Silent diabetes mellitus, periodontitis and a new case of thalamic abscess

Ioannis Karageorgiou 1, Christopher Chandler 2, Martin Brunel Whyte 3
PMCID: PMC4112305  PMID: 25053670

Abstract

Brain abscess is an unusual complication of uncontrolled diabetes. A solitary thalamic abscess is an uncommon type of brain abscess. We report a case of thalamic abscess, whereupon diabetes mellitus and periodontitis were diagnosed. The diagnosis and management of thalamic abscess, and the interplay of type 2 diabetes and periodontitis are discussed. A 56-year-old, Caucasian, man with no medical or travel history, presented with 5-day symptoms of meningeal irritation. Body mass index 30.6 kg/m2. CT demonstrated a solitary midline lesion with neoplasia as a differential diagnosis. It was biopsied and cultures grew Streptococcus milleri. He was treated by stereotactic puncture, external drainage and targeted intrathecal and systemic antibiotic therapy. HIV negative but glycated haemoglobin (HbA1c) 10.7% (93 mmol/mol). Dental examination revealed a small molar abscess. Radiological resolution of the thalamic abscess occurred within 2 months. Diabetes improved with 7 weeks of insulin, and maintained on metformin, HbA1c 6.9% (51 mmol/mol). There was no residual neurological disability.

Background

A thalamic abscess is a rare infection that necessitates urgent management as it can lead to death or permanent neurological damage. Features on imaging may be non-specific and a high index of suspicion is required to avoid diagnostic errors and inappropriate and/or delayed treatment.

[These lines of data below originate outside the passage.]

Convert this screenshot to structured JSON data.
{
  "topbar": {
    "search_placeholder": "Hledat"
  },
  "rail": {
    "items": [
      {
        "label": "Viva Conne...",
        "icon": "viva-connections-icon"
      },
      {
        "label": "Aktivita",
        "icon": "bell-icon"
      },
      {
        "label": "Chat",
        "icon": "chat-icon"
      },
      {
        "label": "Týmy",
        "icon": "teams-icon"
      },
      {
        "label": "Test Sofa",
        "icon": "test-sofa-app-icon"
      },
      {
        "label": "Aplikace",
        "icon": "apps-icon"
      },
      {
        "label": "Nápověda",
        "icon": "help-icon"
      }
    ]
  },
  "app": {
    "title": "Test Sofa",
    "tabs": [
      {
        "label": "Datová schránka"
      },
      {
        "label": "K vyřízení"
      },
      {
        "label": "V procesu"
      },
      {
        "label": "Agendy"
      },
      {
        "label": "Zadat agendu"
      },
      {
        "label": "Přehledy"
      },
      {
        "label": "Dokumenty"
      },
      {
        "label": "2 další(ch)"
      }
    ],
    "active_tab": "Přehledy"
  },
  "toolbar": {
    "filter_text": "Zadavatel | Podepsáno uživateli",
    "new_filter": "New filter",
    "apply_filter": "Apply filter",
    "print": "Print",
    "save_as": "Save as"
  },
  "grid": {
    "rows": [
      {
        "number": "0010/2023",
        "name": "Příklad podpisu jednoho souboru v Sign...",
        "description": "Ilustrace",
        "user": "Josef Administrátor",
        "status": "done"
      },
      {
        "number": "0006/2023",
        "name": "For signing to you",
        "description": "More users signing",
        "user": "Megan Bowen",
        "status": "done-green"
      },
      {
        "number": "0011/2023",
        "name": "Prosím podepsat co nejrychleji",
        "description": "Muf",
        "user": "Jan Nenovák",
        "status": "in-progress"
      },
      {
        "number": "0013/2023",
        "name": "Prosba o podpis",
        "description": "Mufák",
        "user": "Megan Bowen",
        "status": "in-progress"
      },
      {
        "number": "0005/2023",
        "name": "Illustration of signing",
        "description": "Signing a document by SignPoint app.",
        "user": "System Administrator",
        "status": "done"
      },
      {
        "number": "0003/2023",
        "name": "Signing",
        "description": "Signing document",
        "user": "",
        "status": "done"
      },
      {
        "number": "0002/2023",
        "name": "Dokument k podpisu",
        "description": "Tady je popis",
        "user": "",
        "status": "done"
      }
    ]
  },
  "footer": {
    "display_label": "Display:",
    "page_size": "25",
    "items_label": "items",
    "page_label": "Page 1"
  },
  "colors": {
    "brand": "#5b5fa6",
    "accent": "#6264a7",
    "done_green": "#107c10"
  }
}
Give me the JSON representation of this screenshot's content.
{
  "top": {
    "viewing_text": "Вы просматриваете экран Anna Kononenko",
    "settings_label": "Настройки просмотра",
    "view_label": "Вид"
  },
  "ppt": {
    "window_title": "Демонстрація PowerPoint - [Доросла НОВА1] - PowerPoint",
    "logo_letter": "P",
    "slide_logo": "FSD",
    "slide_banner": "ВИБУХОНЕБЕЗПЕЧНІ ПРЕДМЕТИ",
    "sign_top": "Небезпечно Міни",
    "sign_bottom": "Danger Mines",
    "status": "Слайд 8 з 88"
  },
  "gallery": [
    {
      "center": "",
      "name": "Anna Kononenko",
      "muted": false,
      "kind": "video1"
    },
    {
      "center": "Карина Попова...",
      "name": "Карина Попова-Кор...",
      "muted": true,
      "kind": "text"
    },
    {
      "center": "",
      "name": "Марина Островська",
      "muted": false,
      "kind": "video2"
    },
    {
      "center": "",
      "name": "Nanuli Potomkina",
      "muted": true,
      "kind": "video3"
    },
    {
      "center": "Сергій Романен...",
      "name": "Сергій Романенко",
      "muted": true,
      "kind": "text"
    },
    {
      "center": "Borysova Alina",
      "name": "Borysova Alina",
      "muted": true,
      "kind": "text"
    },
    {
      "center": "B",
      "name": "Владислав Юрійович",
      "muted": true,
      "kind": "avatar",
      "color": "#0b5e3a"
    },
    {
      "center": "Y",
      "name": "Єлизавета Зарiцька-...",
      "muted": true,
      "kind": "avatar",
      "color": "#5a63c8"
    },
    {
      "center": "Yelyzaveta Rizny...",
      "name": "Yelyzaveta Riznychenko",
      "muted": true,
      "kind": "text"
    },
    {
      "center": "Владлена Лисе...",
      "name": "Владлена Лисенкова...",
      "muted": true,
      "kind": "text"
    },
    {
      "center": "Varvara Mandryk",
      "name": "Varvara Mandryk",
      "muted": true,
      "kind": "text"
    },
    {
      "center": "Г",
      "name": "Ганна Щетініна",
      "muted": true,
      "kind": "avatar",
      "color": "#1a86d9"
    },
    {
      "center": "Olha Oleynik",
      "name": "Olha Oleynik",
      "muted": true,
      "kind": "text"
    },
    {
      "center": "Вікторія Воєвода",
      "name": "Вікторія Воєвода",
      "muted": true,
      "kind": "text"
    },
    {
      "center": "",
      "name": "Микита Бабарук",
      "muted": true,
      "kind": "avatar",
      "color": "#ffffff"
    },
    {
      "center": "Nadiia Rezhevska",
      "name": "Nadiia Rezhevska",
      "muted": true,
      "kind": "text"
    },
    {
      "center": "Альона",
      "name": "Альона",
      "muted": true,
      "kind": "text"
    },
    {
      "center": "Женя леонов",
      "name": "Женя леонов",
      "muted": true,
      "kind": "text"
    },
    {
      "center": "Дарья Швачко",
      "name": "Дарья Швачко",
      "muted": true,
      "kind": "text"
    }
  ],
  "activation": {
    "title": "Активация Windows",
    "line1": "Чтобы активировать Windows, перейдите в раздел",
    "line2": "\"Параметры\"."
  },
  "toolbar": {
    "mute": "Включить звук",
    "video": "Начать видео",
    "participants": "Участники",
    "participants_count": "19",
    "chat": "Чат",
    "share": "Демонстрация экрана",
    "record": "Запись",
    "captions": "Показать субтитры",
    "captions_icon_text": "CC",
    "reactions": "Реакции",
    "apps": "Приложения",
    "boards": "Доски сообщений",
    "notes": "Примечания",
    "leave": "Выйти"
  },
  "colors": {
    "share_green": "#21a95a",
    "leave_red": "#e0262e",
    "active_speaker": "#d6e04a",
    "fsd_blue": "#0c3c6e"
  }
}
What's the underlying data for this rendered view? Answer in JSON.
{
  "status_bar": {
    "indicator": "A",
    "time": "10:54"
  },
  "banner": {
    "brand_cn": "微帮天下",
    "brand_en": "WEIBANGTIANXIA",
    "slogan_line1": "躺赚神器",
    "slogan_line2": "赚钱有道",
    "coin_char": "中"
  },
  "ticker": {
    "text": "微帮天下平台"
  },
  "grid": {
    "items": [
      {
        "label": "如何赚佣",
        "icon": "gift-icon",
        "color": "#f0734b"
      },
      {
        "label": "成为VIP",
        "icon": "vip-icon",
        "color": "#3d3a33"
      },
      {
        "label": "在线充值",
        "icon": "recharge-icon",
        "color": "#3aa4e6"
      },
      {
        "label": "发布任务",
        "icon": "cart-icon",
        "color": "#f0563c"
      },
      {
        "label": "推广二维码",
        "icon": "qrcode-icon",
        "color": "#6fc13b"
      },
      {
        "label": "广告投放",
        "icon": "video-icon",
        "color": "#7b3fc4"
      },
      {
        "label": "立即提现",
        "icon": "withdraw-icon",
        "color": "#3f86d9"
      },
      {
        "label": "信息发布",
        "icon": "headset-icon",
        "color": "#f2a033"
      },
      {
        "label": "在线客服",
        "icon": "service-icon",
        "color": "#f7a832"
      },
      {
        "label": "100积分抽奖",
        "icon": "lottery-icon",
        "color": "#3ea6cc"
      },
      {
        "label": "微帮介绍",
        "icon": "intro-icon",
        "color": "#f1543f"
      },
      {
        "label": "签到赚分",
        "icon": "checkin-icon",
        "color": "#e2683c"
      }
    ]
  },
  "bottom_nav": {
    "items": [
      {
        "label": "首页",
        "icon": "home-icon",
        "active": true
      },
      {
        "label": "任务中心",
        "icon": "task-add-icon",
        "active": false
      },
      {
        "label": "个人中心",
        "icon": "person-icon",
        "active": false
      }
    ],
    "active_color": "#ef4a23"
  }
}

We describe the case of a 56-year-old man presenting with a thalamic abscess developing on the background of previously undiagnosed diabetes mellitus and silent, chronic, dental infection. New guidelines as to the screening and management of periodontal disease in diabetes are discussed, with relevance to this case.

Case presentation

A 56-year-old Caucasian man presented with a 5-day history of persistent, frontal headache radiating to the occiput, malaise and fever. There was no history of weight loss, nausea or vomiting. He was previously fit and well, with no recent infection, trauma or surgery. He took no regular medications.

On presentation he was drowsy but rousable, with Glasgow Coma Scale score of 14/15. Body mass index 30.6 kg/m2. He was haemodynamically stable and non-feverish. Cardiorespiratory, cranial and peripheral nervous system examinations were normal and there was no nuchal rigidity or papilloedema. White cell count was 8.9×109/L (4.0–11.0×109/L) with 79% neutrophil predominance, C reactive protein 22.4 mg/L (<5 mg/L), calcium 2.3 mmol/L (2.15–2.60 mmol/L), creatinine 74 μmol/L (45–120 μmol/L), urea 4.3 mmol/l (3.3–6.7 mmol/L) and liver function tests were normal.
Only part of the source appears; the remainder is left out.